Balancing Robots and the Human Labor Force
Throughout history, there has always been some form of resistance every time humanity makes the step forward. It happened when the world switched from an Agrarian system to an industrial one, and it is now happening as the world switches to automation. As more manufacturers are turning to industrial robots for most of their operations, human laborers are feeling more left out every day, and this begs one question. Can automation accommodate skilled human labor? The following are some of the ways through which balance between the two can be struck.
Even before industrial robots became the standard, it used to take some form of training for a person to scale up at work. The same applies to the current workforce. For anyone to stand a chance and not get laid off, acquiring an indispensable skill is important. Since humans can’t keep up with robots, the best that can be done to integrate both is to train humans in new skills like robot management and repair since robots are still mechanical machines that run on programs created by humans.
They will require human involvement for them to work as they are intended to. An industrial painting robot arm, for instance, may be able to do the equivalent work of 10 people, but after a while, maintenance will be necessary, and since they are not programmed to repair themselves, human intervention will be needed.

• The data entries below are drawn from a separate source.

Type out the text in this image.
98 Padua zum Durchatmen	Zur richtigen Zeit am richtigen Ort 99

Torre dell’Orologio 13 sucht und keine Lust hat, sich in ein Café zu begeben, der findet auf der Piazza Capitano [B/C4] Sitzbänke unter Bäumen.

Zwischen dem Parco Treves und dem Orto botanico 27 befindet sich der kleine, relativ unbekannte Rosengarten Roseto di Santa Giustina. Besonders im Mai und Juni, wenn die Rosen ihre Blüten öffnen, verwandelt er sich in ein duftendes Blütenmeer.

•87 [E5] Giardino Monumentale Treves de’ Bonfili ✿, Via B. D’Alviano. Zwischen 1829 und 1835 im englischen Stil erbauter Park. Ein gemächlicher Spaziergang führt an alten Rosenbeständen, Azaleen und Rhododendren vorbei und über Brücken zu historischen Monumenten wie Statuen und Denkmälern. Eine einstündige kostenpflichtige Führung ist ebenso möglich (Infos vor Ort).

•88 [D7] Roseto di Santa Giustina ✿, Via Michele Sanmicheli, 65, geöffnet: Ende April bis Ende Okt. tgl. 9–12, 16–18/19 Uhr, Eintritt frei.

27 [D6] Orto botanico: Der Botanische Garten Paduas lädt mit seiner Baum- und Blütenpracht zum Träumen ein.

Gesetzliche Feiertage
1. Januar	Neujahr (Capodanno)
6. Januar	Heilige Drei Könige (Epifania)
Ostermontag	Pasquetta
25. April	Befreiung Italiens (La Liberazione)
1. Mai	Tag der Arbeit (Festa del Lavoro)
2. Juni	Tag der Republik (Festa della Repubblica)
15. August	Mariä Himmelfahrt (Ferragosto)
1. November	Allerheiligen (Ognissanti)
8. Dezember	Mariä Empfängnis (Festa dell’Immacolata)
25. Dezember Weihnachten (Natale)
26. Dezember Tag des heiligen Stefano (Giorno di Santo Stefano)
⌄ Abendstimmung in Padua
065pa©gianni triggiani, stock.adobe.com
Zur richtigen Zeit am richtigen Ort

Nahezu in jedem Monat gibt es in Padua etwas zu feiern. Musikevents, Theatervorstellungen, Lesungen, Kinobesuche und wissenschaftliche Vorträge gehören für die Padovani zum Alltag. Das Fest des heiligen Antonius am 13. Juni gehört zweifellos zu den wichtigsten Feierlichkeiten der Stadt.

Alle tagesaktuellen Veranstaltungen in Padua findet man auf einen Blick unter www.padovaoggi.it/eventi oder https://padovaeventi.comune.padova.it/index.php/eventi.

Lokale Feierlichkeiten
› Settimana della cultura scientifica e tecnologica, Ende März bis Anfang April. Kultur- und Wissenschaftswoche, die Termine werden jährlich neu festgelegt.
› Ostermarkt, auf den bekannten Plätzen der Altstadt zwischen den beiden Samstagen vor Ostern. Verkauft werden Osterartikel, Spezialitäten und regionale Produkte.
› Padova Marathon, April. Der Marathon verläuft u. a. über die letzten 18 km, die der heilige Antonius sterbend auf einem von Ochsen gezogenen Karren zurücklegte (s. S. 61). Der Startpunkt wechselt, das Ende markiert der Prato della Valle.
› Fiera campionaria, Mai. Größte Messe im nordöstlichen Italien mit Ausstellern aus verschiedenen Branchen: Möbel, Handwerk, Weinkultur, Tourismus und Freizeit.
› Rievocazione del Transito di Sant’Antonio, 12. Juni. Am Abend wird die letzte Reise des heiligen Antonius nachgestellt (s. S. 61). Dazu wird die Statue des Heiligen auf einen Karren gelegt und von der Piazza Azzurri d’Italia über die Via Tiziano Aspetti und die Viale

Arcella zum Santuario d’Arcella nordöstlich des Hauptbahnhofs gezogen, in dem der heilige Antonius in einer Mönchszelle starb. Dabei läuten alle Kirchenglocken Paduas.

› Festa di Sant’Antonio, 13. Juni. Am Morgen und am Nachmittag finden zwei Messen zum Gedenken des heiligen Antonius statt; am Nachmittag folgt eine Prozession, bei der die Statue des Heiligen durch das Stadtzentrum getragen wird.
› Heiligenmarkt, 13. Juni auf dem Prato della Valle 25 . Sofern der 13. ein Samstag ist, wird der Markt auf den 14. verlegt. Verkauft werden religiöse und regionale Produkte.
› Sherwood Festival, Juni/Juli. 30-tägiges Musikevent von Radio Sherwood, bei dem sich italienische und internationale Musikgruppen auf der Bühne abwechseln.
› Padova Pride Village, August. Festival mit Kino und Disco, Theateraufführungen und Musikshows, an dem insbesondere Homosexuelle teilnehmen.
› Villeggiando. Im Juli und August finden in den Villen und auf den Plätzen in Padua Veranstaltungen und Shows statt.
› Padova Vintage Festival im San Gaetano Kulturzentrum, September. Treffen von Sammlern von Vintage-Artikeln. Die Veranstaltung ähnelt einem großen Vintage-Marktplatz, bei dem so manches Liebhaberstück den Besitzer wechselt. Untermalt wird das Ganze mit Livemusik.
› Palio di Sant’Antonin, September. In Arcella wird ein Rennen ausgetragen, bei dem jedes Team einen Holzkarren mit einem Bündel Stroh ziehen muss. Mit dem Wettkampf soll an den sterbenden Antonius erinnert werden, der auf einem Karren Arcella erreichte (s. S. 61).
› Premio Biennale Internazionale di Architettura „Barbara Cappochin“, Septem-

Cobots are Collaborative Robots. These are special robots that are designed to work alongside human beings. Rather than replace humans, these were designed to bring the best out of human labor by assisting them with things that they lack, speed and accuracy, for instance. Unlike normal industrial robots, cobots are much smaller and look friendlier. They don’t make erratic movements and can share the same space in close proximity with human workers without any accidents happening as they run on highly advanced AI.
There are working systems around the world already, with the best example being CaliBurger, a fast-food chain that has incorporated cobots and humans in its service delivery. The robots flip the burgers while the human workers deal with orders and deliveries.
It is easy for people to pick up on unfounded theories and rumors and build misunderstandings out of that. One of the longest-running theories about the increased use of robots in day-to-day life is that these robots will rise up and revolt against humans one day. That may be common in movies, but it is not surprising that such fear plays out in real life. Mindsets like this can cause friction at work as some workers may be unwilling to work alongside robots out of fear and disdain.
However, this is something that can be smoothed out by proper education and the creation of awareness. The more people understand what industrial robots are all about, the easier it becomes for them to accept new changes that make collaborations much easier for all the parties involved.
Award Exemplary Work
Unlike robots, human beings work through motivation. They are driven by a goal, and in this case, that goal comes in the form of a salary at the end of the month. Maintaining this morale throughout the year can be hard, and it is not uncommon for workers to experience slumps at work. This can affect their output.
Therefore, if you run a manufacturing business that makes use of people and robots alike, make sure you reward exemplary work done by the people at all times to avoid situations where they start feeling unappreciated and undervalued. Ignoring such sentiments may look harmless at first, but with time, they pile up, and you may find yourself dealing with serious sabotage issues at work, which can be pretty costly for you in the long run.
Create Transition Programs
Unfortunately for people, robots will eventually take over most manufacturing space tasks, even the ones that have been recently created to accommodate human beings. We can create as many positions as many times as possible, but the pace of technological advancement far outpaces that ability. The best that can be done at the moment would be to create transitioning programs that prepare people for the eventuality that they’ll be out of jobs in the end. This is way better than springing the news to them out of the blue as that could have detrimental effects on both the people and the health of the job.
One area that holds the potential of surviving this automation onslaught is the customer care department. You can train your most skilled workers to take up new roles like dealing with customers, and although it would not address the bigger problem, it is much better than nothing.
Robots are a necessary existence; ignoring their importance will only serve to take humanity many steps backward. The pace of automating manufacturing is only going to speed up, and humans have to either adapt or be left on the wayside. Right now, what should take precedence is finding ways of bringing both worlds together for a working relationship that ensures no side lacks for anything. It may appear to be an impossible task on paper but if there’s willingness by all parties involved then anything can be done.